Still miss my Dad every day. I'm hoping not to long for the good olds days of SU football for much longer. Give me the new good old days!

Fan forever. Alum. Townie. I'm a veritable triple threat!
Townie as well go orangemen
 
I have all you folks beat. Born in 1942, I, SU class of 1964, just turned 81. In my earliest years, on game day if my parents were not at Archbold, my father, SU class of 1926, would set up a card table in our living room and work on his scrap book while listening to SU football games on WSYR. WSYR came in fine, despite living 2 hours (by Thruway) east of Syracuse. At the time, I was 4 or 5 years young. Before the Thruway, we drove on route 5 to 'Cuse, a heck of a trip.

I was probably 6 years of age when I saw my first game at Archbold. I was so little that I hardly could see over the people sitting in front of me. Our annual seats were on the north side concrete 1/3 of the way down on the 45 yard line. I remember as a little kid on those cold November days how cozy I felt sitting among the adults with their winter coats and the cigarette smoke actually smelling good as it intermingled with the cold air.

I remember things the young people here don't know, like the post World War 2 quarterbacks Bernie Custis, Avatus Stone, and terrific athlete Pat Stark. I remember seeing nationally famous SU baton girl Dottie Grover. I remember when SU, Colgate, and Cornell were known as The Big Three, and the other two guys actually would beat SU. Saw a Cornell game at Schoellkopf Field after a snow storm, in October 1957; I have its program.

I watched the SU Alabama 1953 Orange Bowl 61 to 6 loss on TV. Took us years to get over it. SU probably should not have gone to that bowl, and I think we were not the first choice of the bowl anyway The band's unis for that game were nice looking dark blazers and straw hats, that they wore for a few years after, even in the Syracuse bad weather.

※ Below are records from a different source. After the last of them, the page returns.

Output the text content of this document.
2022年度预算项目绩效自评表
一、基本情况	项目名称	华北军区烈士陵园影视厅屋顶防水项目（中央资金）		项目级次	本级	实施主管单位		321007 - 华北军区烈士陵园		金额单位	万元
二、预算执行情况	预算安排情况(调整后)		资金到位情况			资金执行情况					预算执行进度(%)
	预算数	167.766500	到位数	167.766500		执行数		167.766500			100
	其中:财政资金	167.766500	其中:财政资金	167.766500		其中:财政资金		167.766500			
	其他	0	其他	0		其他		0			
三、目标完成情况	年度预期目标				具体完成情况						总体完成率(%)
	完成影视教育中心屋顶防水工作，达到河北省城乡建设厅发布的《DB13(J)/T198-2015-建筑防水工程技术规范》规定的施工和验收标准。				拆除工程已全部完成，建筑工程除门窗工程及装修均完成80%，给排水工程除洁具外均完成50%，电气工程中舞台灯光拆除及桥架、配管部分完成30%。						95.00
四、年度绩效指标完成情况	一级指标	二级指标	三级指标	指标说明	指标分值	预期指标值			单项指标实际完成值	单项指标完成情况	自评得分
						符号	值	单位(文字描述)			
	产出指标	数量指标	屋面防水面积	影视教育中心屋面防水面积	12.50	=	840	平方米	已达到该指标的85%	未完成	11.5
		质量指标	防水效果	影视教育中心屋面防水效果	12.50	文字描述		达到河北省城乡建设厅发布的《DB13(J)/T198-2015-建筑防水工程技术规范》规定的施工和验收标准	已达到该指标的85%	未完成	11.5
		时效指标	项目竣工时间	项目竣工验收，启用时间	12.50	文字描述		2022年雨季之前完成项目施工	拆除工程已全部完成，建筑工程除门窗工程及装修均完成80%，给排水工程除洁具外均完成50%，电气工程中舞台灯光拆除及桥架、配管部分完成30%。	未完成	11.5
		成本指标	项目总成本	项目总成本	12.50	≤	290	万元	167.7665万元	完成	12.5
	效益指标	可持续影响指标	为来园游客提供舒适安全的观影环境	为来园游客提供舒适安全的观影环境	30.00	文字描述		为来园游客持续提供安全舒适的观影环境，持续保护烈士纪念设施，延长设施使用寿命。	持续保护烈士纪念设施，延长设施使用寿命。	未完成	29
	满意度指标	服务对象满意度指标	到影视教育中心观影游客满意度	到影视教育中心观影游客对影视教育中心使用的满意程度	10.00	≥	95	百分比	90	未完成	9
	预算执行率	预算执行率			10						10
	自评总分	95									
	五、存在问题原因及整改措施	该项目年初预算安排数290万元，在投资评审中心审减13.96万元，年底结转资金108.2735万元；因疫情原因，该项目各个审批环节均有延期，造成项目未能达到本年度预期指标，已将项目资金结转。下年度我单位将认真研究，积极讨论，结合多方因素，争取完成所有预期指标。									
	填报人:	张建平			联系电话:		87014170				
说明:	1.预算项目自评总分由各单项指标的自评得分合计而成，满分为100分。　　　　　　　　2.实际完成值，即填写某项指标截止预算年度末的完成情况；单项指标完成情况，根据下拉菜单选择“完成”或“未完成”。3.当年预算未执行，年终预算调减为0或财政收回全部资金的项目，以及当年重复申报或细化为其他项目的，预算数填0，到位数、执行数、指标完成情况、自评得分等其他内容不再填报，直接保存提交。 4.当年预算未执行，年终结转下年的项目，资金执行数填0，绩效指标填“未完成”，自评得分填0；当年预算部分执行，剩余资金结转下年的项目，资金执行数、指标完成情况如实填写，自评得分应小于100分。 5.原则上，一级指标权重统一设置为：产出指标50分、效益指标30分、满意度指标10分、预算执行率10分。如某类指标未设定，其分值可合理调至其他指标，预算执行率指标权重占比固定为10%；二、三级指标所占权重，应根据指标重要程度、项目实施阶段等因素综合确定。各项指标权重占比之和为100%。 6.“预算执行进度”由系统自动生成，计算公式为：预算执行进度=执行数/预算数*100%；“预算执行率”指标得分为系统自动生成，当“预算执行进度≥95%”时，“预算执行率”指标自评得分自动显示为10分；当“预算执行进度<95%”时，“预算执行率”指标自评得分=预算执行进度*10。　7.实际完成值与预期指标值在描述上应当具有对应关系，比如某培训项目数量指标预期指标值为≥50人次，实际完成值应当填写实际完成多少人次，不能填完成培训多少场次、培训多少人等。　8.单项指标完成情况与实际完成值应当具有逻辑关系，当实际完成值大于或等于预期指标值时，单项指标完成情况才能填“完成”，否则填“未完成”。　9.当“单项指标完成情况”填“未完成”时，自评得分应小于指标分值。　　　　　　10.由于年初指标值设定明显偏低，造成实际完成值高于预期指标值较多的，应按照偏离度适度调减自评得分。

Met Les Dye, who my father somehow knew. Les became the SU athletic director.

Saw Jim Brown's first varsity game. It wasn't long before my father wondered why he was not starting; I think he began on the 3rd string. Saw him score 43 points against Colgate.

I, as a high school senior, attended all the home games of the '59 national champs and one away game vs Boston U at Fenway. Dad tried out a colored TV, new back then, just happened it was during the weekend SU played UCLA that year, so saw the game in color. The TV went back to the dealer on Monday.

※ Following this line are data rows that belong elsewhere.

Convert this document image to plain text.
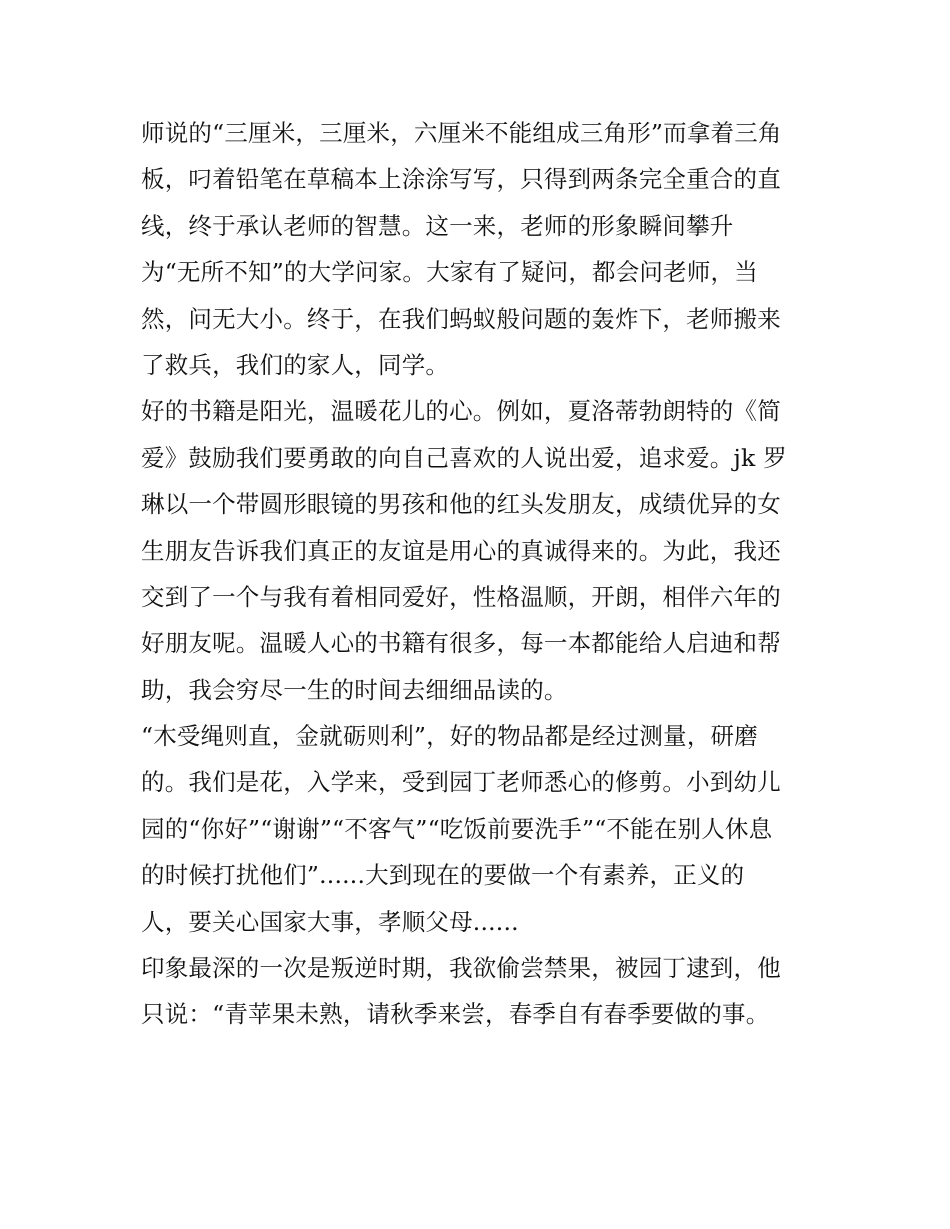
师说的“三厘米，三厘米，六厘米不能组成三角形”而拿着三角
板，叼着铅笔在草稿本上涂涂写写，只得到两条完全重合的直
线，终于承认老师的智慧。这一来，老师的形象瞬间攀升
为“无所不知”的大学问家。大家有了疑问，都会问老师，当
然，问无大小。终于，在我们蚂蚁般问题的轰炸下，老师搬来
了救兵，我们的家人，同学。
好的书籍是阳光，温暖花儿的心。例如，夏洛蒂勃朗特的《简
爱》鼓励我们要勇敢的向自己喜欢的人说出爱，追求爱。jk 罗
琳以一个带圆形眼镜的男孩和他的红头发朋友，成绩优异的女
生朋友告诉我们真正的友谊是用心的真诚得来的。为此，我还
交到了一个与我有着相同爱好，性格温顺，开朗，相伴六年的
好朋友呢。温暖人心的书籍有很多，每一本都能给人启迪和帮
助，我会穷尽一生的时间去细细品读的。
“木受绳则直，金就砺则利”，好的物品都是经过测量，研磨
的。我们是花，入学来，受到园丁老师悉心的修剪。小到幼儿
园的“你好”“谢谢”“不客气”“吃饭前要洗手”“不能在别人休息
的时候打扰他们”......大到现在的要做一个有素养，正义的
人，要关心国家大事，孝顺父母......
印象最深的一次是叛逆时期，我欲偷尝禁果，被园丁逮到，他
只说：“青苹果未熟，请秋季来尝，春季自有春季要做的事。
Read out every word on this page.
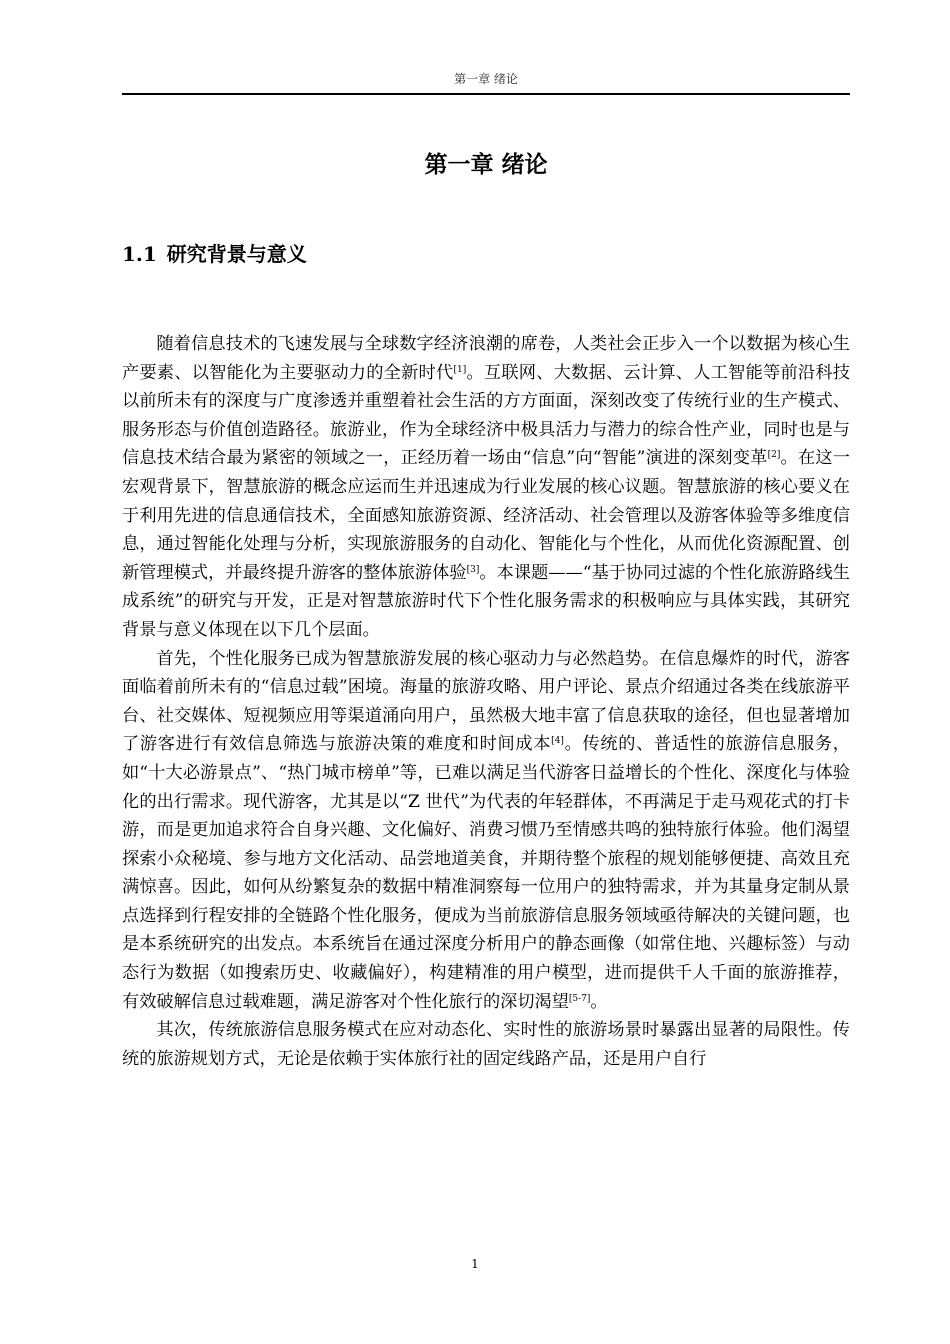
第一章 绪论
第一章 绪论
1.1 研究背景与意义

随着信息技术的飞速发展与全球数字经济浪潮的席卷，人类社会正步入一个以数据为核心生产要素、以智能化为主要驱动力的全新时代[1]。互联网、大数据、云计算、人工智能等前沿科技以前所未有的深度与广度渗透并重塑着社会生活的方方面面，深刻改变了传统行业的生产模式、服务形态与价值创造路径。旅游业，作为全球经济中极具活力与潜力的综合性产业，同时也是与信息技术结合最为紧密的领域之一，正经历着一场由“信息”向“智能”演进的深刻变革[2]。在这一宏观背景下，智慧旅游的概念应运而生并迅速成为行业发展的核心议题。智慧旅游的核心要义在于利用先进的信息通信技术，全面感知旅游资源、经济活动、社会管理以及游客体验等多维度信息，通过智能化处理与分析，实现旅游服务的自动化、智能化与个性化，从而优化资源配置、创新管理模式，并最终提升游客的整体旅游体验[3]。本课题——“基于协同过滤的个性化旅游路线生成系统”的研究与开发，正是对智慧旅游时代下个性化服务需求的积极响应与具体实践，其研究背景与意义体现在以下几个层面。

首先，个性化服务已成为智慧旅游发展的核心驱动力与必然趋势。在信息爆炸的时代，游客面临着前所未有的“信息过载”困境。海量的旅游攻略、用户评论、景点介绍通过各类在线旅游平台、社交媒体、短视频应用等渠道涌向用户，虽然极大地丰富了信息获取的途径，但也显著增加了游客进行有效信息筛选与旅游决策的难度和时间成本[4]。传统的、普适性的旅游信息服务，如“十大必游景点”、“热门城市榜单”等，已难以满足当代游客日益增长的个性化、深度化与体验化的出行需求。现代游客，尤其是以“Z 世代”为代表的年轻群体，不再满足于走马观花式的打卡游，而是更加追求符合自身兴趣、文化偏好、消费习惯乃至情感共鸣的独特旅行体验。他们渴望探索小众秘境、参与地方文化活动、品尝地道美食，并期待整个旅程的规划能够便捷、高效且充满惊喜。因此，如何从纷繁复杂的数据中精准洞察每一位用户的独特需求，并为其量身定制从景点选择到行程安排的全链路个性化服务，便成为当前旅游信息服务领域亟待解决的关键问题，也是本系统研究的出发点。本系统旨在通过深度分析用户的静态画像（如常住地、兴趣标签）与动态行为数据（如搜索历史、收藏偏好），构建精准的用户模型，进而提供千人千面的旅游推荐，有效破解信息过载难题，满足游客对个性化旅行的深切渴望[5-7]。

其次，传统旅游信息服务模式在应对动态化、实时性的旅游场景时暴露出显著的局限性。传统的旅游规划方式，无论是依赖于实体旅行社的固定线路产品，还是用户自行

1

As a student, and as I've mentioned before, for the school year ending June 1962, football players on my floor, Sadler 2, were Dick Easterly and Bob Stem next door, Pete Brokaw and John Brown across the hall, and Ernie Davis and John Mackey in room 264. Met Jim Brown when he visited the floor (I was the first to see him when I came back from class) to see Ernie who never showed, so I and some floor mates had a nice conversation with him. Saw the 71 to 0 Colgate game. Was in the student section near the field when the powder of the cannon that was shot off after a TD exploded, injuring students on the field near it; the cannon was never again used in Archbold.

Probably have seen in person, watched on TV or computer, or heard on the radio all or part of 95% of SU football games. Donated about 35 items from my or my father's collection of SU memorabilia to Jim Ridlon's assemblage of 100 years of SU football.

I am a proud Syracuse U fan, one who goes way back.
 
Since my freshman year in 1975. All the games my senior year was on the road because the Dome was being built.